Friday, the Kings County Board of Supervisors voted to reopen the county, as long as businesses proceed with caution and work with the Department of Public Health to make sure they meet safety guidelines set forth by the state.
The Hanford City Council supports the board’s decision and the attestation the county recently sent to the state.
Council members have voiced their frustrations about local businesses being forced to close, especially when big box stores selling the same types of items were allowed to stay open during the COVID-19 pandemic.
“It’s not right. It’s absolutely not right,” Councilman Martin Devine said. “So the more we can support local business, the better.”
During the council meeting Tuesday night, City Manager Mario Cifuentez said his office has downloaded every checklist from the state regarding each business sector and put those checklists on the city’s website. This way, businesses can reference them and know exactly what they need to complete before reopening.
“Our role in this is to try to facilitate business reopening as quickly as possible and to be a resource for them through all of this,” Cifuentez said.
During the public comment section of the meeting, Michelle Brown, executive director of Main Street Hanford, said some of the downtown businesses are preparing to reopen, while others have opened already. She assured council that all the businesses are reopening with precautions and doing their best to respect the guidelines that are set forth by public health department.
“The small businesses are feeling some relief right now, being able to see light at the end of the tunnel,” she said, adding that members of the community have been respecting social distancing guidelines and also wearing masks.
Brown said Main Street Hanford has information on its website about where businesses and the public can purchase protective supplies locally, like hand sanitizer, disinfectants, masks, sneeze guards or other items they may need.
Brown also said the organization’s board thought about possibly using Business Improvement District funds — which is an additional assessment that downtown businesses pay — to create a COVID-19 relief grant where businesses would be able to be reimbursed for some of those protective supplies they buy.
Council thought this was a good use of the funds and voted unanimously to create a $25,000 relief grant from the BID funds for this purpose.
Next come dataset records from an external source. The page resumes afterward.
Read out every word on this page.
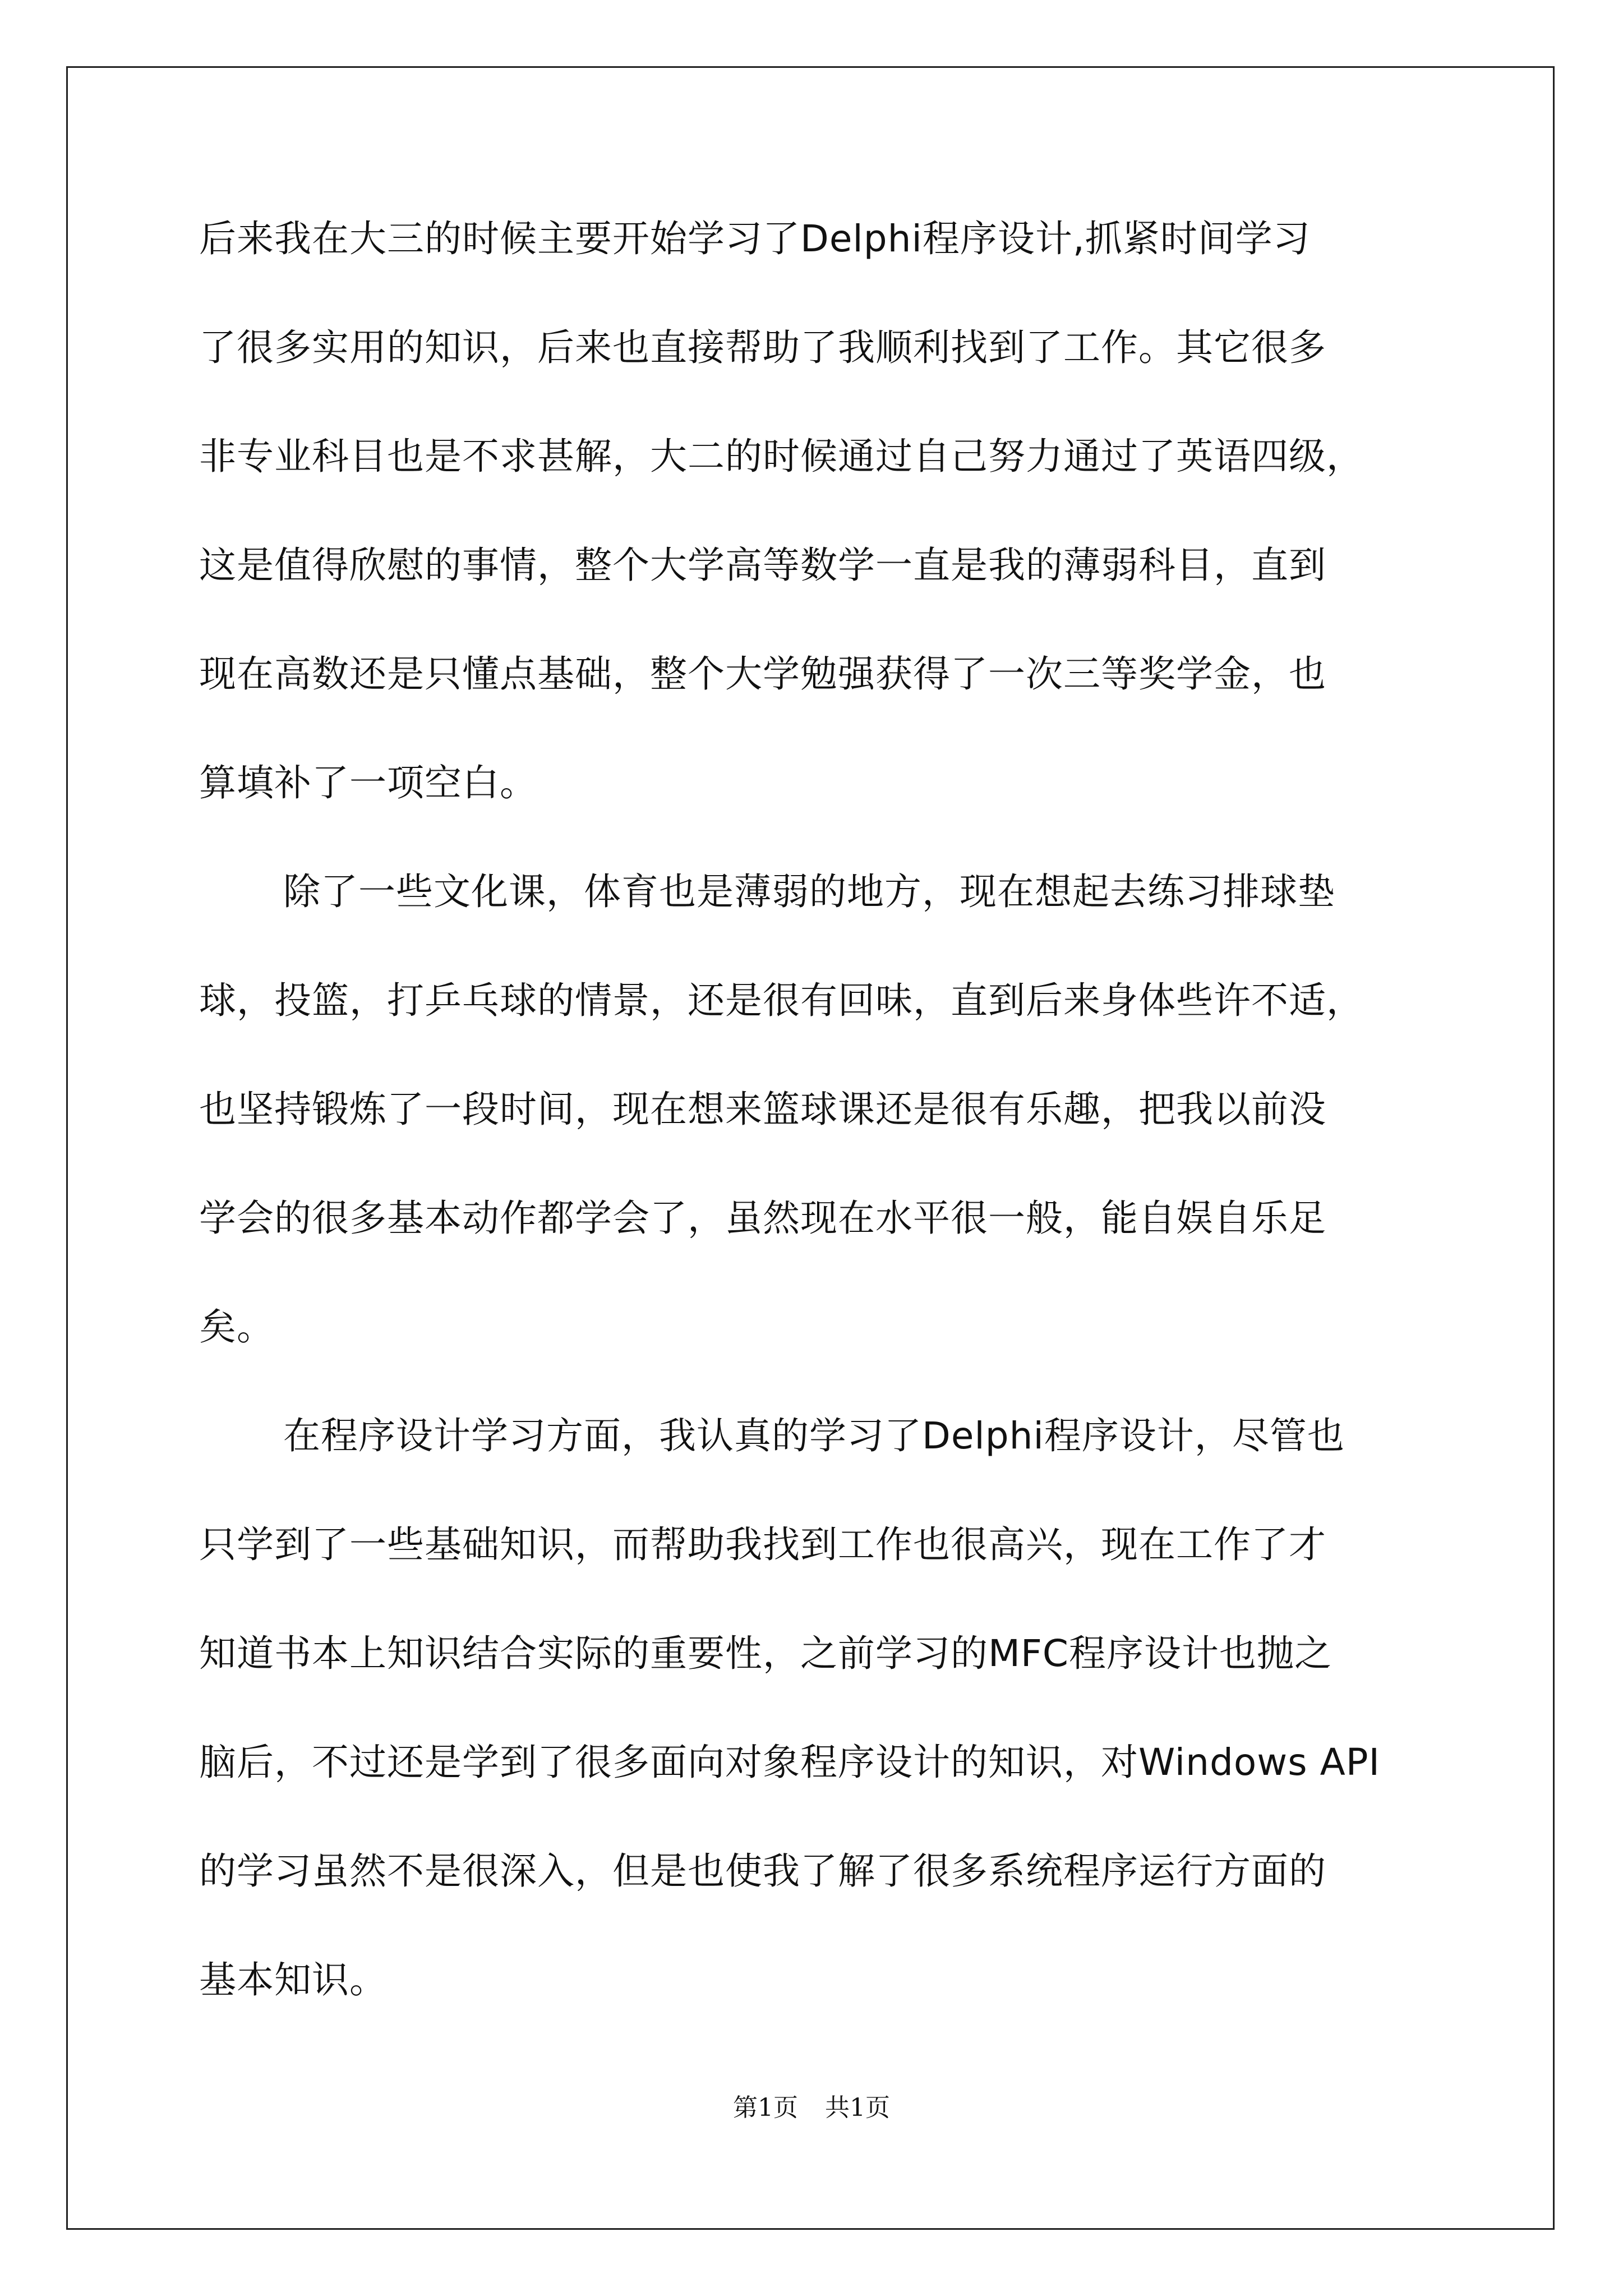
后来我在大三的时候主要开始学习了Delphi程序设计,抓紧时间学习
了很多实用的知识，后来也直接帮助了我顺利找到了工作。其它很多
非专业科目也是不求甚解，大二的时候通过自己努力通过了英语四级，
这是值得欣慰的事情，整个大学高等数学一直是我的薄弱科目，直到
现在高数还是只懂点基础，整个大学勉强获得了一次三等奖学金，也
算填补了一项空白。
除了一些文化课，体育也是薄弱的地方，现在想起去练习排球垫
球，投篮，打乒乓球的情景，还是很有回味，直到后来身体些许不适，
也坚持锻炼了一段时间，现在想来篮球课还是很有乐趣，把我以前没
学会的很多基本动作都学会了，虽然现在水平很一般，能自娱自乐足
矣。
在程序设计学习方面，我认真的学习了Delphi程序设计，尽管也
只学到了一些基础知识，而帮助我找到工作也很高兴，现在工作了才
知道书本上知识结合实际的重要性，之前学习的MFC程序设计也抛之
脑后，不过还是学到了很多面向对象程序设计的知识，对Windows API
的学习虽然不是很深入，但是也使我了解了很多系统程序运行方面的
基本知识。
第1页 共1页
Council also unanimously voted in favor of putting up signs or banners around downtown that remind the community to continue to take measures to protect themselves and others.
More from council
The city of Hanford received additional $325,307 in Community Development Block Grant Funds under the Coronavirus Aid Relief and Economic Security (CARES) Act to respond to or prepare for COVID-19.
Council came to a consensus on moving forward with the following allocations:
- $145,000 for rental assistance
- $100,000 for small business grants
- $50,000 for food assistance
- $30,000 for planning and administration
A public hearing regarding this funding will take place during a future council meeting.